First, in exchange for purchasing companies’ bad debt and “troubled” assets, the government should be given an ownership stake in the firms in proportion to the amount of taxpayer risk. Company warrants should be held and managed by a publicly run office to be known as “America’s Mutual Fund,” which would gain seats on the board of any company receiving a bailout. America’s Mutual Fund’s goal would be to liquidate these assets as companies’ stock values rise enough to compensate taxpayers, with interest, for the bailout.

Second, both federal bailout officials and the banking industry must be subjected to oversight and regulation to prevent another economic debacle. The financial services industry must be subjected to new regulatory standards, such as greater transparency and disclosure requirements, increased regulation of banks, insurers, securities firms and hedge funds, stringent limitations on leveraged investments and offshore financial instruments intended to avoid scrutiny and taxes, and prohibitions against the riskiest investment practices. The program should make bailouts contingent on executives of participating companies accepting strict salary caps and standards for compensation packages.

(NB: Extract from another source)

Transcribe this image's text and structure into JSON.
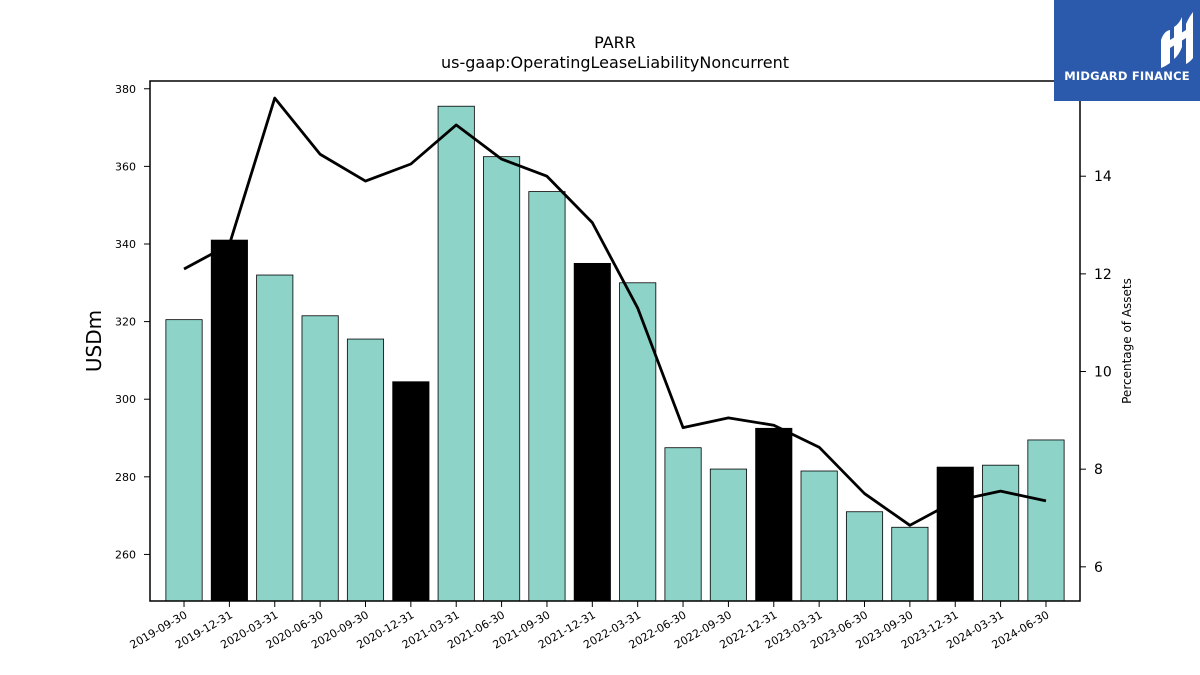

Further, any company that receives bailout funds or invests in such companies should be prohibited from applying for or receiving a contract to manage any of the government’s newly held assets. This should be obvious, but given the way things work in Washington, it could easily happen. It would an insult to taxpayers for these companies to collect at both ends.

Also, any company receiving bailout money must agree not to lobby Congress for two years. The taxpayers should not be paying for companies seeking specific deals against taxpayers’ interests. Lobbying is partly responsible for how we got into this mess – the financial services, insurance and real estate industries gave $311 million to federal candidates in the 2008 election cycle, split pretty evenly between both parties. The industry has successfully lobbied against regulation, getting rid of key protections in 1999.

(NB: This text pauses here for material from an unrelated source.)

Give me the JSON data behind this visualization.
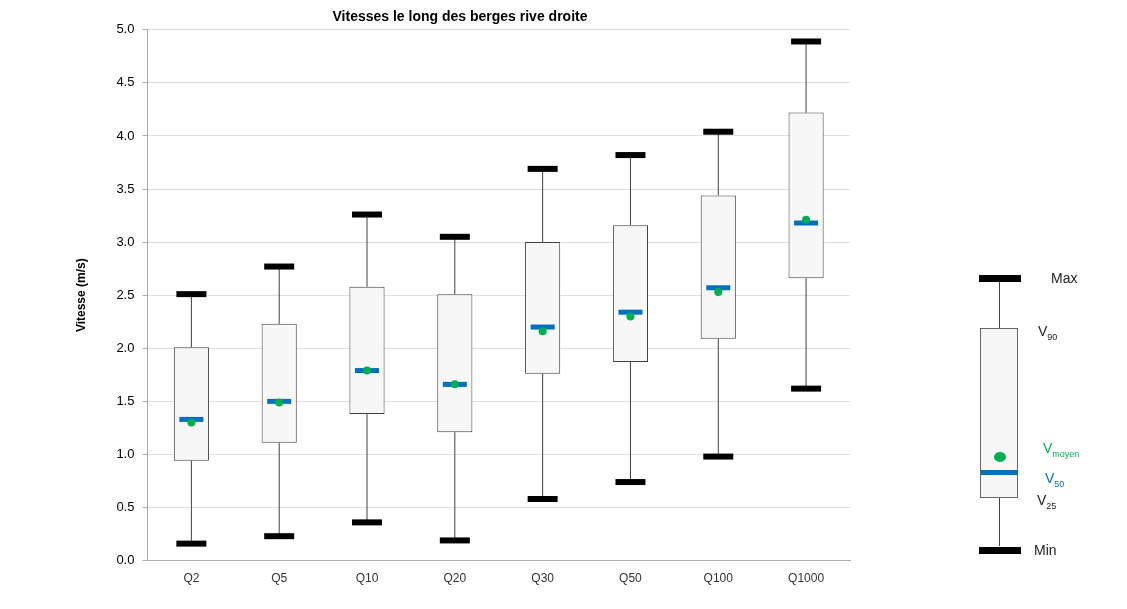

Even now, they are still at it – lobbyists have descended on Capitol Hill over the past few days to make sure that any legislation Congress passes protects the interests of the industry, even seeking more deregulation and opposing limits on executive pay at firms that participate in the bailout. This is galling. Congress should worry about consumers – not about the moguls who caused this. For too long, corporate voices have drowned out people’s voices, and we have seen the results: energy policy that benefits utility companies, a drug approval process that benefits pharmaceutical companies and more.

Further, the revolving door between government and industry should be shut for two years. Government regulators who oversee companies that take the bailout money should be prohibited from accepting jobs with those companies for two years, because they are not likely to adequately represent taxpayers’ interests if they are negotiating for their next job with their future employer. And the federal government should not hire workers from the bailed-out companies to oversee their former colleagues for two years. Again, this is a basic and essential principle.

You wouldn’t run a lemonade stand the way the investment banks have run operations on Wall Street. Rather than bending over backwards to help the financiers, Congress should bend over backwards to ensure taxpayers escape with the least amount of harm and get every dollar back.

Harvey Rosenfield, founder of Consumer Watchdog elaborates on these principles.

Finally, we want to urge Congress to do this right, not to do it fast. Lawmakers are itching to leave Washington to campaign in their districts next week. With that in mind, they have set a Friday adjournment date.

But this crisis is far too big, far too critical and far too fraught with unknowns to be addressed hastily. Congress should stay in town as long as necessary and do what they were elected to do, which is to represent the people who are paying their salaries and put measures in place to ensure that this never, ever happens again.